Marine mammals island strandings

An Orca whale discovered dead on a beach at Baleshare, North Uist, recently is not believed to be from the local ‘West Coast’ pod seen around Lewis and Harris.

And post-mortem of a juvenile Common dolphin which stranded and died on South Beach, Stornoway, is still to be undertaken,

The carcass of the six metre sub-adult Orca was discovered on Monday, July 28th – and both British Divers Marine Life Rescue (BDMLR) Outer Hebrides and the Scottish Marine Animal Strandings Scheme (SMASS) have thanked local residents for their assistance.

A post-mortem has been completed by SMASS, but they are awaiting test results before a cause of death can be announced. However, asymmetric tooth wear in the animal suggests it was a ‘type-1’ animal which follows mackerel and herring boats, feeding’ from the long fishing lines.

“Investigations are ongoing with the Orca, but the problems with its teeth lead us to believe that it’s not from the West Coast population,” said SMASS Strandings Co-ordinator Nick Davison.

“It was a debilitated male animal that hadn’t fed recently. We did find marine debris in the stomach [hooks, lines, straps] but that seems incidental and not the cause of death.”
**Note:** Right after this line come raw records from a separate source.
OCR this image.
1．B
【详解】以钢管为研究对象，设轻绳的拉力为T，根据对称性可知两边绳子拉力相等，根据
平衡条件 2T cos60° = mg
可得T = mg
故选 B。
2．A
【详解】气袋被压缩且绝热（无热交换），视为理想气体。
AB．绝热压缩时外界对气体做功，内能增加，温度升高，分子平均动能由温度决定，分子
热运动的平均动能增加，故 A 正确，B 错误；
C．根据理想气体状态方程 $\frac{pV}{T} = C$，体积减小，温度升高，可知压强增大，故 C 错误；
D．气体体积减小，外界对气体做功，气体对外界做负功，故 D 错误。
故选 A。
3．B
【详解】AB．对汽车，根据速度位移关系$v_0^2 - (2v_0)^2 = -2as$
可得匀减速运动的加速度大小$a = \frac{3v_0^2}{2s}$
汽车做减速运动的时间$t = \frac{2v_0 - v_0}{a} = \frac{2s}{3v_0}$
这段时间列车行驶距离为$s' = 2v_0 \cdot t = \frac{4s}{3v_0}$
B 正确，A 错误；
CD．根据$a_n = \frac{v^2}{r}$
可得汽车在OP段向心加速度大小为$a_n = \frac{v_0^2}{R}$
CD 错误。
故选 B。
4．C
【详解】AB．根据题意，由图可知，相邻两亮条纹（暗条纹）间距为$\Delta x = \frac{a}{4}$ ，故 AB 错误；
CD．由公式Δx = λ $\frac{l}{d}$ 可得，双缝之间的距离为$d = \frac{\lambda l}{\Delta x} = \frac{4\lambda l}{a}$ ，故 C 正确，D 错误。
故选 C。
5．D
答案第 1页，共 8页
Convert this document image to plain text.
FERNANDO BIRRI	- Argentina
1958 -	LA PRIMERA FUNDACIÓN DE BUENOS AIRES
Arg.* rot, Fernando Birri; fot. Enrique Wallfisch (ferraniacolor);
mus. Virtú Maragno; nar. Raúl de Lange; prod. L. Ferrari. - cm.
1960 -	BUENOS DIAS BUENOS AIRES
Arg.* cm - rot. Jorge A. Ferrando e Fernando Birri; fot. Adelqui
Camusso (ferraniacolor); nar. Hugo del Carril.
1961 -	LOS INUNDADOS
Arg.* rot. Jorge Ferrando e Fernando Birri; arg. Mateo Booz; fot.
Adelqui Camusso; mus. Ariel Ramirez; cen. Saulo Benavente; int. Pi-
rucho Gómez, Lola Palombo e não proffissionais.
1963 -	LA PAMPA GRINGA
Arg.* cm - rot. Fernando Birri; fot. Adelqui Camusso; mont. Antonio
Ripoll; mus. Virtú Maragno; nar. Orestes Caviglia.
Nick added: “Even if we can’t find a cause of death, the opportunity to post-mortem Orca is good for research as, because they are apex predators, any pollutants in the marine environment end up accumulating in the blubber so looking at that gives a good indication of not only the health status of the individual and its population, but also its surrounding marine environment.”

The post-mortem of the Common dolphin which stranded itself on July 30th will be next week.

Sandy MacDonald, BDMLR Outer Hebrides, said the 1.5m female dolphin was underweight and swimming strangely: “As it came in to the shore to beach itself, it looked like it may have been having convulsions; it was dying as it came in.”